Terry Sansing says, “What kind of an ex-Marine are you if a 79-year-old woman can take you out with a sign?”

Mrs. Conley says she hardly touched him. “I didn’t injure him,” she says.

Aaron says she insulted him by saying that even though he was a descendant of slaves, he should be grateful he was living in America.

Aaron said she was suggesting he go back to Africa.

“I’m not a racist,” she said. “I’m a calm person till somebody does something to my boys. Then I’ve got to speak up.”

Aaron, who says he’s disabled, complains that his opponents are ganging up on him. They’re bringing up his run-ins with the law, which includes two convictions in Jacksonville — third-degree domestic battery and third-degree assault on a family member. He was also found guilty of parking in a handicapped zone.

For a disabled veteran, he has remarkable stamina, standing in the parking lot, drumming up support all week.

Aaron was telling people outside the community center that he’d won a lawsuit against a newspaper for printing lies about him. If he filed that suit, it wasn’t against The Leader.
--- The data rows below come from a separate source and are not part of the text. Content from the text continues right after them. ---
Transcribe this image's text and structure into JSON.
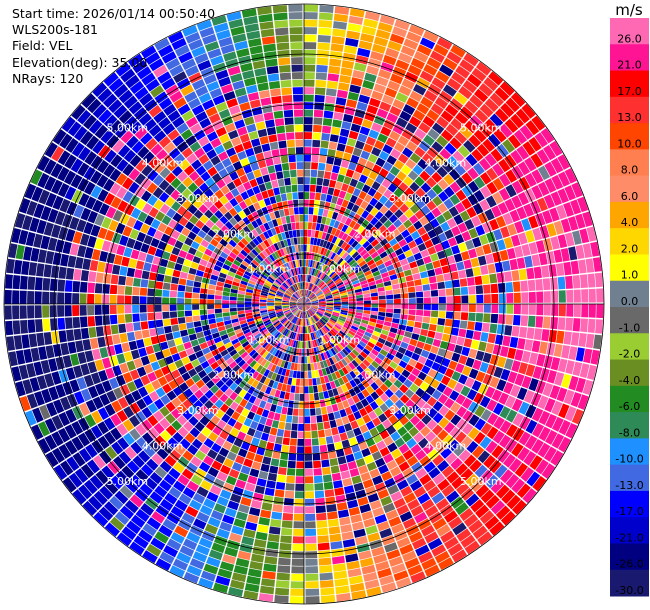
{
  "info": {
    "start_time": "Start time: 2026/01/14 00:50:40",
    "instrument": "WLS200s-181",
    "field": "Field: VEL",
    "elevation": "Elevation(deg): 35.00",
    "nrays": "NRays: 120"
  },
  "chart_data": {
    "type": "polar-ppi",
    "field": "VEL",
    "units": "m/s",
    "nrays": 120,
    "elevation_deg": 35.0,
    "max_range_km": 6.0,
    "range_rings_km": [
      1,
      2,
      3,
      4,
      5,
      6
    ],
    "ring_labels": [
      "1.00km",
      "2.00km",
      "3.00km",
      "4.00km",
      "5.00km"
    ],
    "colorbar": {
      "title": "m/s",
      "tick_labels": [
        "26.0",
        "21.0",
        "17.0",
        "13.0",
        "10.0",
        "8.0",
        "6.0",
        "4.0",
        "2.0",
        "1.0",
        "0.0",
        "-1.0",
        "-2.0",
        "-4.0",
        "-6.0",
        "-8.0",
        "-10.0",
        "-13.0",
        "-17.0",
        "-21.0",
        "-26.0",
        "-30.0"
      ],
      "bounds": [
        -30,
        -26,
        -21,
        -17,
        -13,
        -10,
        -8,
        -6,
        -4,
        -2,
        -1,
        0,
        1,
        2,
        4,
        6,
        8,
        10,
        13,
        17,
        21,
        26,
        30
      ],
      "colors": [
        "#191970",
        "#000080",
        "#0000cd",
        "#0000ff",
        "#4169e1",
        "#1e90ff",
        "#2e8b57",
        "#228b22",
        "#6b8e23",
        "#9acd32",
        "#696969",
        "#708090",
        "#ffff00",
        "#ffd700",
        "#ffa500",
        "#ff8c69",
        "#ff7f50",
        "#ff4500",
        "#ff3030",
        "#ff0000",
        "#ff1493",
        "#ff69b4"
      ]
    },
    "wind_model": {
      "speed_ms": 26.0,
      "from_azimuth_deg": 90.0,
      "noise_onset_km": 4.3
    }
  }
}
No one has ever won a libel suit against us, because you can’t libel someone for printing the truth.

He’s also claimed he has a college degree, but there’s no record he’s every finished college.

The Jacksonville police chief went by the community center Friday morning after he’d heard about the candidates and their supporters hurling insults at each other, but the sides stayed away from each other and everyone was well-behaved.

The rain and the cold kept many voters away. Retired Col. Bill Kehler, a former commander at Little Rock Air Force Base, stood outside the community center with a sign for Rep. Jane English (R-North Little Rock), a state Senate candidate who’s running against Rep. Barry Hyde (R-North Little Rock).

Kehler was standing next to Freddie Booker, another black candidate for Jacksonville City Council, who is running against Mary Twitty. Booker had worked for Kehler on the base more than 30 years ago.

Despite the weather, Mrs. Conley was going back to the community center.

“I’m going down there to support my son,” she said. “There’s got to be human kindness in this world. You’ve got to speak up.”